This AI system can design RNA

RNA, or ribonucleic acid, is present in all living cells. It acts as a messenger, carrying instructions from DNA (deoxyribonucleic acid) that dictate how proteins in the body are synthesized. And when it doesn't work as it should, it can severely affect neurological, cardiovascular, and muscular regulatory processes, resulting in effects like tumors, insulin resistance, and motor skill impairment.

That's why researchers at the University of Freiburg's Department of Computer Science developed an AI system -- LEARNA -- that can learn to design RNA molecules for study. It's described in a new paper ("Learning to Design RNA") published this week on the preprint server Arxiv.org.

"Designing RNA molecules has garnered recent interest in medicine, synthetic biology, biotechnology and bioinformatics since many functional RNA molecules were shown to be involved in regulatory processes for transcription, epigenetics, and translation," the researchers wrote. "Here, we propose a new algorithm for the RNA design problem."

As the paper's authors explain, RNA's function depends on its structural properties. The real challenge -- sometimes described as RNA inverse folding -- is identifying patterns and sequences in RNA that cause it to fold into a specified structure.

The researchers' approach relies on a deep reinforcement learning (RL) algorithm -- an artificial intelligence (AI) training technique that uses rewards to drive agents toward goals -- that trains a policy network that can sequentially predict the entire RNA sequence. It generates this sequence, folds it, and uses the distance from the resulting structure to the target structure as a signal for the AI agent.

Meanwhile, a second version of LEARNA -- appropriately dubbed Meta-LEARNA -- learns a single policy across many RNA design problems that are directly applicable to new RNA design problems. That is, it learns a tailor-made generative model that builds RNA sequence samples by choosing actions to place nucleotides -- the chemical building blocks of RNA and DNA -- for a given RNA target structure.

"To the best of our knowledge, this is the first application of architecture search ... to RL [and] the first application of [architecture search] to metalearning," the researchers wrote.

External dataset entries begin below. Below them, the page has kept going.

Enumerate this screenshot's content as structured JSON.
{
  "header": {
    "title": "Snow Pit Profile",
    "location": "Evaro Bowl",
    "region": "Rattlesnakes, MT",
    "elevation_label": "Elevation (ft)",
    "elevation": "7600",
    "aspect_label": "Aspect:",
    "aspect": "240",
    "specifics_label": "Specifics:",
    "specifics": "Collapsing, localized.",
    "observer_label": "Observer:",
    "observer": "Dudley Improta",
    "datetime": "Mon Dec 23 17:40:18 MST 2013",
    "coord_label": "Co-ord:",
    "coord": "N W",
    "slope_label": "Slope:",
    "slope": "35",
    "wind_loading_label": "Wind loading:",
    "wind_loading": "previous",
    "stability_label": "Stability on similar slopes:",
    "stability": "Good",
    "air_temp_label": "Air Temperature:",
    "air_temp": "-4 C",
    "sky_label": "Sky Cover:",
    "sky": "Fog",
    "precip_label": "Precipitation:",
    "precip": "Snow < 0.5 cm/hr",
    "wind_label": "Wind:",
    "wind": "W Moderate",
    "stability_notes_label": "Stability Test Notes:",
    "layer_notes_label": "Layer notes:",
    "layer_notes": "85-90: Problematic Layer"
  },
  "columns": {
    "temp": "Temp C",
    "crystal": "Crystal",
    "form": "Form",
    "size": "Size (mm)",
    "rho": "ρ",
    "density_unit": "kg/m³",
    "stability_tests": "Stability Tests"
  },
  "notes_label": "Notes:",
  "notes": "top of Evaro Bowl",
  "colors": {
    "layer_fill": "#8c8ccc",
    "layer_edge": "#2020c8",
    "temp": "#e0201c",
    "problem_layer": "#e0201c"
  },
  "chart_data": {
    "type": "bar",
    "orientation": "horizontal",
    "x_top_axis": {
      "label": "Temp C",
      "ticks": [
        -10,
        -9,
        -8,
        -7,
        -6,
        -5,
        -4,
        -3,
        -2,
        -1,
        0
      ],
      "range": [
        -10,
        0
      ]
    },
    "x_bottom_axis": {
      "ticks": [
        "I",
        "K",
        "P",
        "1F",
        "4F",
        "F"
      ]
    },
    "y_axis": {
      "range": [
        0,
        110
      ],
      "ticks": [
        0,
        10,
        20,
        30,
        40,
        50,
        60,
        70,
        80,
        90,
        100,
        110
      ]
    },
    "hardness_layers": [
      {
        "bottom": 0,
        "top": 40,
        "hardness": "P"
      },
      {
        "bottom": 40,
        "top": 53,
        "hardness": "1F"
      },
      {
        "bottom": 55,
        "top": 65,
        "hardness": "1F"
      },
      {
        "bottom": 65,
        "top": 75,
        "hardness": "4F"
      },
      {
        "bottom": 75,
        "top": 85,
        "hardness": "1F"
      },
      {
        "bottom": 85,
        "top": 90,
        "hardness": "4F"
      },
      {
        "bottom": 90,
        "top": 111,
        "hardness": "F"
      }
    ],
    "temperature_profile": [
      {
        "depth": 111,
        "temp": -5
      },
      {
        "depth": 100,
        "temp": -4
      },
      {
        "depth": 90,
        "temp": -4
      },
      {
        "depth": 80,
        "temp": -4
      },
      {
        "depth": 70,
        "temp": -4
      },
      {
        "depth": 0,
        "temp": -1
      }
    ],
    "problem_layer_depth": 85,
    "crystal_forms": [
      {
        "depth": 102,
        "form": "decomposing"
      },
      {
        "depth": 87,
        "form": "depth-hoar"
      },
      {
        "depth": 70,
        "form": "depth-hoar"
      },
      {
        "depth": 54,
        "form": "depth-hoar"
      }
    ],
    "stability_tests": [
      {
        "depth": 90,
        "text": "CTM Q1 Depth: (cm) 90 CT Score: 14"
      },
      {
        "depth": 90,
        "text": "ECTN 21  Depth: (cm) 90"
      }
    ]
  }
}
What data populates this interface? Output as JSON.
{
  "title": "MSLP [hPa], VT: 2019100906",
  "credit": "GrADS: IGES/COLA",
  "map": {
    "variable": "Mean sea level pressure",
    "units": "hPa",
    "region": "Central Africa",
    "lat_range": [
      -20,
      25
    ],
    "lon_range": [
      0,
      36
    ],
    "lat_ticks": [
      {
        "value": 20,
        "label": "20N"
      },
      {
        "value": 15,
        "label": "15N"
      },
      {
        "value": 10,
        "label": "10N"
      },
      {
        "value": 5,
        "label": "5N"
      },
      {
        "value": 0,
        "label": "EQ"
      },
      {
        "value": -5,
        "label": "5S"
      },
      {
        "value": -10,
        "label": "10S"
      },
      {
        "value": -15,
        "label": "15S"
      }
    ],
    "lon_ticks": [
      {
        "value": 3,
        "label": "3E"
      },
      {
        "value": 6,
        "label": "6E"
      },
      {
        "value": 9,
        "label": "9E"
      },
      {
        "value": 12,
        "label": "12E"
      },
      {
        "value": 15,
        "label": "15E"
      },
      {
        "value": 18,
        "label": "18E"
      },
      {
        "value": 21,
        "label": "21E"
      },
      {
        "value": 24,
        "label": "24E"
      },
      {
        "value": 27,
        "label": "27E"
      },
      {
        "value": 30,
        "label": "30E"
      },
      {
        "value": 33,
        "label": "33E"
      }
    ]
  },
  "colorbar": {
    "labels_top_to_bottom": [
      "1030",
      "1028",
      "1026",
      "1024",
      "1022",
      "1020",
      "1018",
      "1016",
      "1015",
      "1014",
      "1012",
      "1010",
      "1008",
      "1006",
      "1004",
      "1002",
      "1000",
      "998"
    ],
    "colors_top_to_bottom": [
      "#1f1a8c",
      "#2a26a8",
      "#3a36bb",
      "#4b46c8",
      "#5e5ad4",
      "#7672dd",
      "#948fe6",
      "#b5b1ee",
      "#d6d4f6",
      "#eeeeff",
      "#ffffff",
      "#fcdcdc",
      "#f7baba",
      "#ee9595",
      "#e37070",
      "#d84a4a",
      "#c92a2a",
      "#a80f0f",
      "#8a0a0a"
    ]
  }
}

After meta-learning across 8,000 different RNA target structure for one hour on a machine with 20 processor cores, Meta-LEARNA managed to solve up to 65 percent of the target structures in the Eterna100 benchmark. (Eterna100, for the uninitiated, is a collection of 100 target structures created by players of Eterna, an online open laboratory that tasks players with creating sequences that fold to specific structures.) Moreover, it only needed 90 seconds to achieve results on par with any other method, and achieved state-of-the-art performance in three minutes.

Meanwhile, on another benchmark -- Rfam-Taneda -- Meta-LEARNA produced results as good as state-of-the-art methods in 10 seconds, and surpassed those methods in accuracy after 1 minute.

The results -- much like those achieved by Google parent company DeepMind's protein-folding AlphaFold system earlier this year -- bode well for future work in RNA biology.

"Comprehensive empirical results ... show that our approach achieves new state-of-the-art performance on all benchmarks while also being orders of magnitudes faster in reaching the previous state-of-the-art performance," the researchers wrote.